This study has suspended participant recruitment.
(No more funding support for additional procedures)
Sponsor:
ClinicalTrials.gov Identifier:
NCT00820586
First Posted: January 12, 2009
Last Update Posted: February 2, 2012
The safety and scientific validity of this study is the responsibility of the study sponsor and investigators. Listing a study does not mean it has been evaluated by the U.S. Federal Government. Read our disclaimer for details.
Information provided by (Responsible Party):
Antonio Colombo, IRCCS San Raffaele
  Purpose
A randomized study to assess the safety, feasibility and effectiveness of direct intramyocardial percutaneous delivery of autologous bone marrow-derived total mononuclear cells or selected CD34+ cells in patients with refractory angina pectoris.

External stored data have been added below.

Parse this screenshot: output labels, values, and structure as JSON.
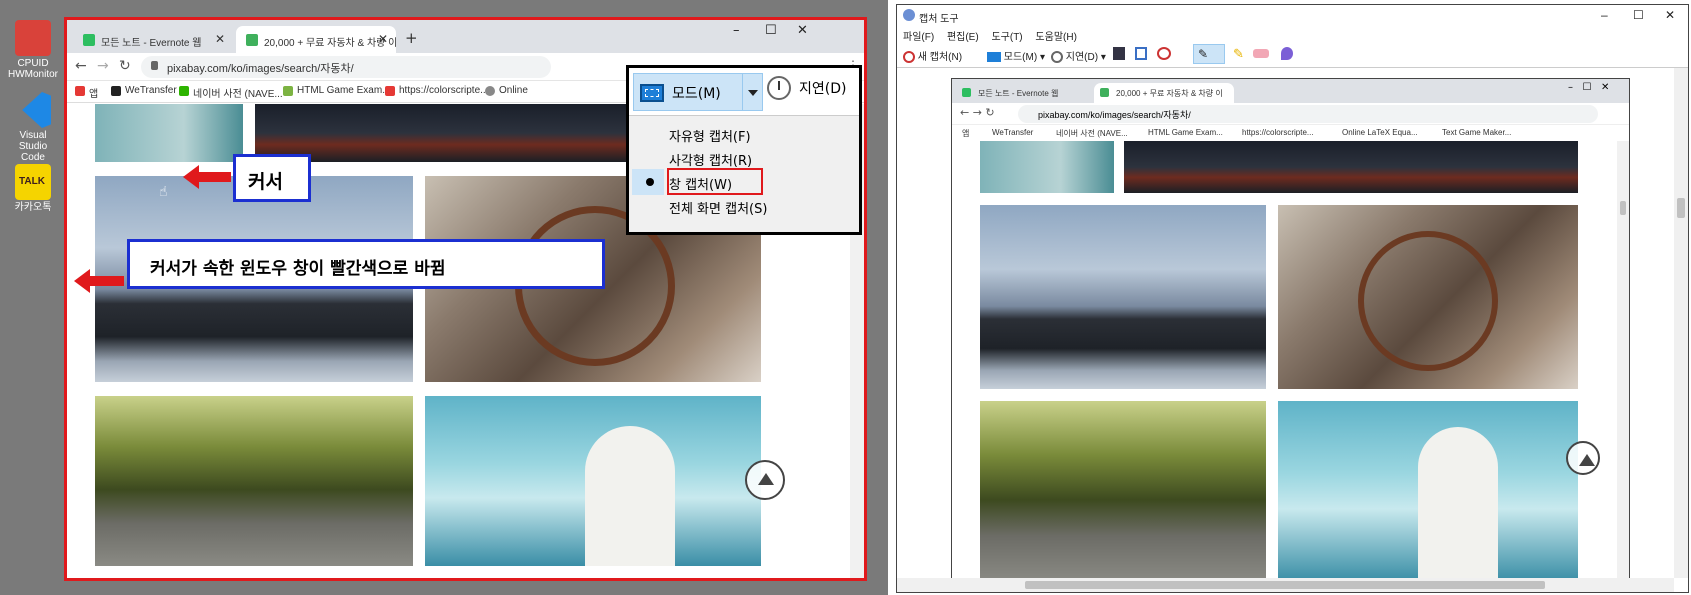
{
  "desktop": {
    "icons": [
      {
        "label": "CPUID\nHWMonitor",
        "color": "#d9423a"
      },
      {
        "label": "Visual Studio\nCode",
        "color": "#1e88e5"
      },
      {
        "label": "카카오톡",
        "color": "#f5d400",
        "badge": "TALK"
      }
    ]
  },
  "browser": {
    "tabs": [
      {
        "title": "모든 노트 - Evernote 웹",
        "favicon_color": "#2dbe60"
      },
      {
        "title": "20,000 + 무료 자동차 & 차량 이",
        "favicon_color": "#3fb05c",
        "favicon_text": "PX"
      }
    ],
    "new_tab": "+",
    "window_buttons": [
      "–",
      "☐",
      "✕"
    ],
    "url": "pixabay.com/ko/images/search/자동차/",
    "menu_icon": "⋮",
    "bookmarks": [
      {
        "label": "앱",
        "color": "#e53935"
      },
      {
        "label": "WeTransfer",
        "color": "#222222"
      },
      {
        "label": "네이버 사전 (NAVE...",
        "color": "#2db400"
      },
      {
        "label": "HTML Game Exam...",
        "color": "#7cb342"
      },
      {
        "label": "https://colorscripte...",
        "color": "#e53935"
      },
      {
        "label": "Online",
        "color": "#888888"
      }
    ],
    "more_bookmarks": "»"
  },
  "capture_menu": {
    "mode_label": "모드(M)",
    "delay_label": "지연(D)",
    "items": [
      "자유형 캡처(F)",
      "사각형 캡처(R)",
      "창 캡처(W)",
      "전체 화면 캡처(S)"
    ],
    "selected_index": 2
  },
  "annotations": {
    "cursor": "커서",
    "window_note": "커서가 속한 윈도우 창이 빨간색으로 바뀜"
  },
  "snip_app": {
    "title": "캡처 도구",
    "window_buttons": [
      "–",
      "☐",
      "✕"
    ],
    "menu": [
      "파일(F)",
      "편집(E)",
      "도구(T)",
      "도움말(H)"
    ],
    "toolbar": {
      "new": "새 캡처(N)",
      "mode": "모드(M)",
      "delay": "지연(D)"
    }
  },
  "captured": {
    "tabs": [
      {
        "title": "모든 노트 - Evernote 웹"
      },
      {
        "title": "20,000 + 무료 자동차 & 차량 이"
      }
    ],
    "url": "pixabay.com/ko/images/search/자동차/",
    "bookmarks": [
      "앱",
      "WeTransfer",
      "네이버 사전 (NAVE...",
      "HTML Game Exam...",
      "https://colorscripte...",
      "Online LaTeX Equa...",
      "Text Game Maker..."
    ]
  }
}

Condition Intervention Phase
Refractory Angina Procedure: Mononuclear bone marrow derived cells Phase 2

Study Type: Interventional
Study Design: Allocation: Randomized
Intervention Model: Parallel Assignment
Masking: Double (Participant, Investigator)
Primary Purpose: Treatment
Official Title: Intramyocardial Delivery of Autologous Bone Marrow

Resource links provided by NLM:


Further study details as provided by Antonio Colombo, IRCCS San Raffaele:

Primary Outcome Measures:
  • Incidence of major adverse cardiac events (MACE), defined as a combined endpoint of death, acute MI (Q-wave and non-Q wave), revascularization procedures and peri-procedural complications. [ Time Frame: 1, 6, 12 months ]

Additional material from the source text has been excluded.